The purpose of a 1031 Exchange is to allow you to defer the capital gains taxes due on the sale of investment real estate when you are also purchasing a replacement property. The tax deferred exchange, as defined in Section 1031 of the Internal Revenue Code of 1986, as amended, offers investors one of the last great opportunities to build wealth and save taxes.  By completing an exchange, the investor (Exchanger) can dispose of their investment property, use all of the equity to acquire replacement investment property, defer the capital gain tax that would ordinarily be paid, and leverage all of their equity into the replacement property.  Two requirements must be met to defer the capital gain tax: (a) the Exchanger must acquire “like kind” replacement property and (b) the Exchanger cannot receive cash or other benefits (unless the Exchanger pays capital gain taxes on this money).

In any exchange the Exchanger must enter into the exchange transaction prior to the close of the relinquished property. The Exchanger and the Qualified Intermediary enter into an Exchange Agreement, which essentially requires that (a) the Qualified Intermediary acquires the relinquished property from the Exchanger and transfers it to the buyer by direct deed from the Exchanger and (b) the Qualified Intermediary acquires the replacement property from the seller and transfers it to the Exchanger by direct deed from the seller.  The cash or other proceeds from the relinquished property are assigned to the Qualified Intermediary and are held by the Qualified Intermediary in a separate, secure account.  The exchange funds are used by the Qualified Intermediary to purchase the replacement property for the Exchanger.

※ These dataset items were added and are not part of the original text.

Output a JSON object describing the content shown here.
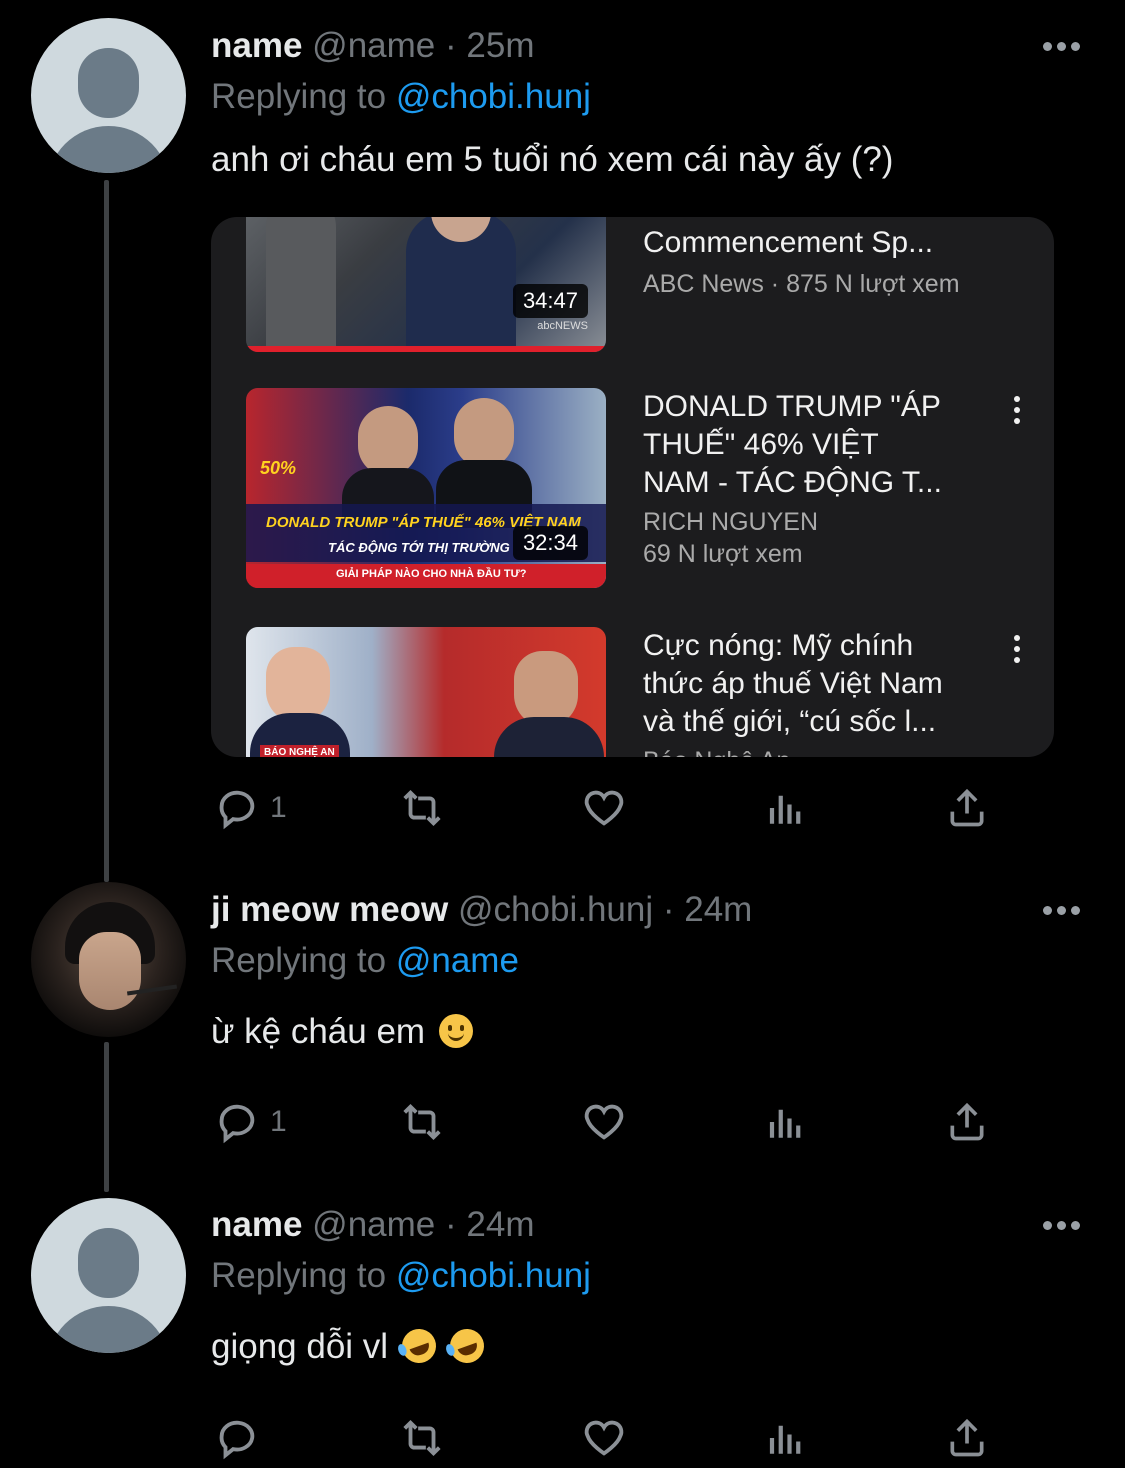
{
  "tweets": [
    {
      "display_name": "name",
      "handle": "@name",
      "time": "25m",
      "replying_label": "Replying to",
      "replying_to": "@chobi.hunj",
      "text": "anh ơi cháu em 5 tuổi nó xem cái này ấy (?)",
      "reply_count": "1"
    },
    {
      "display_name": "ji meow meow",
      "handle": "@chobi.hunj",
      "time": "24m",
      "replying_label": "Replying to",
      "replying_to": "@name",
      "text": "ừ kệ cháu em",
      "reply_count": "1"
    },
    {
      "display_name": "name",
      "handle": "@name",
      "time": "24m",
      "replying_label": "Replying to",
      "replying_to": "@chobi.hunj",
      "text": "giọng dỗi vl",
      "reply_count": ""
    }
  ],
  "separator": "·",
  "embed": {
    "videos": [
      {
        "title": "Commencement Sp...",
        "channel_views": "ABC News · 875 N lượt xem",
        "duration": "34:47",
        "thumb_text": "abcNEWS"
      },
      {
        "title": "DONALD TRUMP \"ÁP\nTHUẾ\" 46% VIỆT\nNAM  - TÁC ĐỘNG T...",
        "channel": "RICH NGUYEN",
        "views": "69 N lượt xem",
        "duration": "32:34",
        "thumb_text_1": "DONALD TRUMP \"ÁP THUẾ\" 46% VIỆT NAM",
        "thumb_text_2": "TÁC ĐỘNG TỚI THỊ TRƯỜNG",
        "thumb_text_3": "GIẢI PHÁP NÀO CHO NHÀ ĐẦU TƯ?",
        "thumb_badge": "50%"
      },
      {
        "title": "Cực nóng: Mỹ chính\nthức áp thuế Việt Nam\nvà thế giới, “cú sốc l...",
        "channel": "Báo Nghệ An",
        "thumb_text": "BÁO NGHỆ AN"
      }
    ]
  },
  "icons": {
    "reply": "reply-icon",
    "retweet": "retweet-icon",
    "like": "like-icon",
    "views": "views-icon",
    "share": "share-icon",
    "more": "more-icon"
  },
  "colors": {
    "background": "#000000",
    "link": "#1d9bf0",
    "muted": "#71767b",
    "card": "#1c1c1e",
    "progress": "#e0202c"
  }
}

IRC Section 1031 does not apply to exchanges of stock in trade, inventory, property held for sale, stocks, bonds, notes, securities, evidences of indebtedness, certificates of trust or beneficial interests, or interests in a partnership.

45 Day Rule
Following the close of escrow on the sale of your old property, you have 45 days in which to identify up to three replacement property.

Three property Rule
You may identify up to three replacement properties without regard to their fair market value.

200 Percent Rule
You may identify any number of properties provided that the combined fair market value does not exceed double the value of the relinquished property.

180 Day Rule
Following the close of escrow on the sale of your old property, you have 180 days in which to close escrow on the purchase of the property that was identified under the 45 day rule.

Reverse Exchange
It is even possible to make a reverse exchange where the replacement property is purchased prior to the sale of the relinquished property. The rules for this procedure are more complex than for a forward exchange and the fees involved are greater so the forward exchange is the preferred method to use.

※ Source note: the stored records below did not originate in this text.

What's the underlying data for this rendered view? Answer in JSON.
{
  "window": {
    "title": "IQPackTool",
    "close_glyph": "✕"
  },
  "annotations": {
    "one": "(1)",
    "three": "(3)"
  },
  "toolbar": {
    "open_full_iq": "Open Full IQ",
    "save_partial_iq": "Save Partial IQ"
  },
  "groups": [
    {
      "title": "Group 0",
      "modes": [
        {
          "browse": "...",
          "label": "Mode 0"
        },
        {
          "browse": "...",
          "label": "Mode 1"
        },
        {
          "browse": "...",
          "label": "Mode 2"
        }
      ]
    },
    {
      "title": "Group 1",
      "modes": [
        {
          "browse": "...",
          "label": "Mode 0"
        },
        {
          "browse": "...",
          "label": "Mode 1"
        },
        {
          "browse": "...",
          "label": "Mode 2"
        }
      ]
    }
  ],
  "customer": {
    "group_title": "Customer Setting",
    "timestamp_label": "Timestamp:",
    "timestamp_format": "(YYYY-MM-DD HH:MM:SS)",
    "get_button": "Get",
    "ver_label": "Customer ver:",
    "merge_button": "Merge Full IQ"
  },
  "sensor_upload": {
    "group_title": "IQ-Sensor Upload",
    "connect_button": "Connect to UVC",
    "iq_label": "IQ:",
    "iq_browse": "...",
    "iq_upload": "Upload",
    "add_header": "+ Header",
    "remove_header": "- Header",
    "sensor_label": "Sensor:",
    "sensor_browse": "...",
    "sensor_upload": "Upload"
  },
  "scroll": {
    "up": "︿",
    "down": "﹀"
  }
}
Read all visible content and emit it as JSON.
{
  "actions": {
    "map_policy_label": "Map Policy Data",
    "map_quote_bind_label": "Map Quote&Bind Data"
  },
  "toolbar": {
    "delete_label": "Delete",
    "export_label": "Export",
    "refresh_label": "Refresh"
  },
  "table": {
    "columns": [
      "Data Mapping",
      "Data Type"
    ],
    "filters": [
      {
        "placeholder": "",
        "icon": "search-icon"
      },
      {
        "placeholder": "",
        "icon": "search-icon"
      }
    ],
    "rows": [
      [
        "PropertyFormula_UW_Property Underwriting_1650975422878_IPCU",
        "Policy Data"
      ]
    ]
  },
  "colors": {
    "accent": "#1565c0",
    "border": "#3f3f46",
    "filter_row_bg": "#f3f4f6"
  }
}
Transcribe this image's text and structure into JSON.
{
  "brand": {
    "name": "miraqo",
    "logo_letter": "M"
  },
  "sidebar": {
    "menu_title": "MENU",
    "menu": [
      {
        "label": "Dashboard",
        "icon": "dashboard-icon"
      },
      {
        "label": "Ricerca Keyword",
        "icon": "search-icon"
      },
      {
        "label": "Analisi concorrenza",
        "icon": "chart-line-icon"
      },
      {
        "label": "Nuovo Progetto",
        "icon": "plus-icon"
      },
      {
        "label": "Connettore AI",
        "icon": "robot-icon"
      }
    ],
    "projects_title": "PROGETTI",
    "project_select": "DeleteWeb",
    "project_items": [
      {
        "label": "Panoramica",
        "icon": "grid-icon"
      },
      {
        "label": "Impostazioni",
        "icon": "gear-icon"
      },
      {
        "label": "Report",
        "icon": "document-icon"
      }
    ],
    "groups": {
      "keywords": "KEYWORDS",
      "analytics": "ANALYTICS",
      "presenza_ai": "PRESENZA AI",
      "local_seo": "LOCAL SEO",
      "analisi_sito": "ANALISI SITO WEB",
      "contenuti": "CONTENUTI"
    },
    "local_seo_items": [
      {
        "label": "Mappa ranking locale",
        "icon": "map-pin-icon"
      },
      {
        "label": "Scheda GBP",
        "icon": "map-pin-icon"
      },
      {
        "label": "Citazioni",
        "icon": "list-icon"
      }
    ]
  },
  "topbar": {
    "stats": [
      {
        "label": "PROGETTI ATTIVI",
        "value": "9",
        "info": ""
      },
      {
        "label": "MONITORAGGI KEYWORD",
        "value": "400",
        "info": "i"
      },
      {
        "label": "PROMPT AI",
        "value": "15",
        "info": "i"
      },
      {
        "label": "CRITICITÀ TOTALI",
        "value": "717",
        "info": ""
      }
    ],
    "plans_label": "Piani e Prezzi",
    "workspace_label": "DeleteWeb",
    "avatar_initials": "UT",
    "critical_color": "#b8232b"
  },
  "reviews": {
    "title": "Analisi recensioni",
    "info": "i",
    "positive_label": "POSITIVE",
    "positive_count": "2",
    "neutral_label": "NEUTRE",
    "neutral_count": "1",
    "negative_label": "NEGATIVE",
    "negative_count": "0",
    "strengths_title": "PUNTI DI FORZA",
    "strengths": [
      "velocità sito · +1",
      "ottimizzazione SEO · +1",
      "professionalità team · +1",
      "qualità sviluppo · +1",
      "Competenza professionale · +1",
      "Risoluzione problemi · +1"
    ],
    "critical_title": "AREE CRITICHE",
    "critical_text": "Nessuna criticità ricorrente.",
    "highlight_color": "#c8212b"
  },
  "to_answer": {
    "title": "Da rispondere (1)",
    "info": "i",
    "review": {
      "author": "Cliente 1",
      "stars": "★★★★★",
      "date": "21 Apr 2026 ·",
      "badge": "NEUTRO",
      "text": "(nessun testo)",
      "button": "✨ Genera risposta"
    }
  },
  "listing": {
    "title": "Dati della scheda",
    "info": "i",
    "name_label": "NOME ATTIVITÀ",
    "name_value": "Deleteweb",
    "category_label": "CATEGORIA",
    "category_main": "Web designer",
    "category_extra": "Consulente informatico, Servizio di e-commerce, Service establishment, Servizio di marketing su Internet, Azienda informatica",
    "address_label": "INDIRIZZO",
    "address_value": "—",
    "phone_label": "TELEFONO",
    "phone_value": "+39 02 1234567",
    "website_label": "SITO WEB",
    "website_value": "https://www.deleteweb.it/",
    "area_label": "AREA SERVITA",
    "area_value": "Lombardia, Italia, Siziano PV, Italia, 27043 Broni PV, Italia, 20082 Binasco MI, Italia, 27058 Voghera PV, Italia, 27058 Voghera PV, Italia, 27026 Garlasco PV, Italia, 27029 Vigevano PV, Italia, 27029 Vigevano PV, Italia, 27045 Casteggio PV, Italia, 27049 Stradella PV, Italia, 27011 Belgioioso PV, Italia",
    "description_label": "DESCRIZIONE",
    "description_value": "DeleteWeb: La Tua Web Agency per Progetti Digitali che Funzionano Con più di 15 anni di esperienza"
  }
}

NON-TAX REASONS TO EXCHANGE
Generally, investors complete tax deferred exchanges to defer the capital gains tax on the disposition of their investment properties. However, there are many additional underlying reasons an investor might want to exchange one property for another. The motives often fall along standard risk reward or cash flow appreciation scales. These are some of the typical non-tax motives to exchange:

  • Exchange from fully depreciated property to a higher value property that can be depreciated.
  • Exchange from property that cannot be refinanced. For example, moving from vacant land to improved property, which can support a new refinanced loan, and give the client the ability to obtain cash after the acquisition of the replacement property.
  • Exchange from non-income producing raw land to improved property to create a positive cash flow from the rental income.
  • Exchange from a property with maximized or minimal cash flow (an apartment building) to a higher cash flow property (a retail shopping center) to generate a larger cash flow.
  • Exchange from a stagnant or slowly appreciating property to a property in an area with faster appreciation.
  • Exchange for a property or properties that may be easier to sell in the coming years.
  • Exchange to meet the client’s location requirements. For example, the client moves to another state and wants to have their investment property nearby for management purposes.
  • Exchange to fit the lifestyle of a client. For example, a retiree may exchange for a property requiring reduced management responsibility so they can do more traveling.
  • Exchange from several smaller properties to one larger property to consolidate the benefits of ownership and reduce management responsibilities.
  • Exchange from a larger property to several smaller properties. Exchanges can be used to divide an estate among several children or for retirement reasons.
  •  Exchange to a property the client can use in his or her own profession. For example, a doctor may exchange from a rental house to a medical building to use for his/her practice.
  • Exchange from a partial interest in one property to a fee interest in another property.
  • Exchange from a management intensive fee interest in real estate to a professionally managed triple net leased property where the lease, including options, has 30 or more years remaining.

Rincon Business Consultants cannot provide advice regarding specific tax consequences. Investors considering an IRC 1031 tax deferred exchange should seek the counsel of their accountant and attorney to obtain professional and legal advice.